22. Belongs to Her

1.5K 275 31
                                    


“Vi, udah pesen taksi?” Nina bertanya di sela kegiatan Vian menata baju ke dalam tas. Hanya dua potong baju kotor.

“Juna udah jalan ke sini, Nin.”

“Kenapa mesti Juna yang jemput?” Nina segera menambahi. “Emang dia nggak ada job?”

“Juna sendiri yang nawarin buat jemput.”

“Danisha?”

“Semalam Mas Dewa ke sini. Mereka keluar, sepertinya coba nyelesaiin masalah mereka.”

“Yasmin?” Nina tiba-tiba kepikiran.

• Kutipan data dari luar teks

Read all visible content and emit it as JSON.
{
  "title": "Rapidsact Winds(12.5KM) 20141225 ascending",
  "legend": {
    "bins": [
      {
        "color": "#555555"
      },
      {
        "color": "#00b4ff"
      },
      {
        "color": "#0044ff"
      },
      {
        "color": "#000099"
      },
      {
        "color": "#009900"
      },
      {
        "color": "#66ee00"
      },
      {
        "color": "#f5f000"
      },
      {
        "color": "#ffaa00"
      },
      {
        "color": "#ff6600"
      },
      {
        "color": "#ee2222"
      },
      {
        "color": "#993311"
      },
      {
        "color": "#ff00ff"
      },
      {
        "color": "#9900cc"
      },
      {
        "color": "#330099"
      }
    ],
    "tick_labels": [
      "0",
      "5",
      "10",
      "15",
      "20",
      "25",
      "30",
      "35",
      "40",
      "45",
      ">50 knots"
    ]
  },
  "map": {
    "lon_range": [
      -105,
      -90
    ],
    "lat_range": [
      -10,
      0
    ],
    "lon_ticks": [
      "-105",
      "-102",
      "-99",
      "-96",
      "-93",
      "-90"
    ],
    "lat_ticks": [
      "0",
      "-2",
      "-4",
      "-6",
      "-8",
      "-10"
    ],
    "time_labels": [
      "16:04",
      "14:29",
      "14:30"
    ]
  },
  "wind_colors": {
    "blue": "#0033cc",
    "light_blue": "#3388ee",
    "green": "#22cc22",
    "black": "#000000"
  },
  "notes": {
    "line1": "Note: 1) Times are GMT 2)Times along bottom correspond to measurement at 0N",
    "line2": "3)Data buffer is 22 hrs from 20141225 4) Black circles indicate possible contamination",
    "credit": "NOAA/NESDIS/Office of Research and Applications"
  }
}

Karena kemarin sore Yasmin datang ke sini, entah pulang jam berapa.

“Yasmin sibuk, Nin. Udahlah. Biasanya juga Juna. Kenapa sih? Kamu kok aneh.”

Nina mengerjap. “Aneh apanya.”

“Juna nggak marah kok.”

Iya, memang nggak marah. Tapi dua penggal kalimat Juna semalam sukses membuat Nina takut bertemu lelaki itu. Dia lebih baik melihat Juna yang mengamuk atau meneriakinya daripada mendengar dua kalimat itu terlontar dari mulut Juna.

Sekarang, bagaimana dia harus menghadapi Juna setelah topengnya dilucuti? Nina tidak tahu harus bersikap bagaimana. Juna sudah tahu semuanya. Nina sadar, tidak selamanya dia bisa menyembunyikan perasaannya. Tapi mengakuinya langsung di depan Juna juga bukan hal yang dia inginkan.

Oke, katakanlah Nina naif. Dia mempunyai perasaan untuk Juna. Lebih dari sahabat. Perasaannya memang tidak salah. Nina tidak bisa memilih jatuh hati kepada siapa. Tapi situasi ini salah. Nina tidak siap kalau—

Pintu terbuka dari luar. Nina refleks menoleh. Vian menyapa lebih dulu. “Nggak macet, Jun?”

“Nggak. Kebetulan tadi ada urusan di dekat-dekat sini. Jadi tinggal mampir.” Juna melirik tas di atas ranjang. “Udah kelar? Administrasi? Obat?”

Vian mengangguk. “Beres. Tinggal pulang.”

Juna tersenyum singkat sebelum tatapannya jatuh di Nina yang tidak mau menatapnya. Dia paham. Ini juga tidak mudah untuk Nina. Jadi, sebisa mungkin Juna bersikap biasa. Seakan kemarin tidak terjadi apa-apa. Tidak mendengar apa-apa. Meski, sumpah, dia benci situasi ini. Hubungannya dengan Nina perlahan jadi beku dan rikuh.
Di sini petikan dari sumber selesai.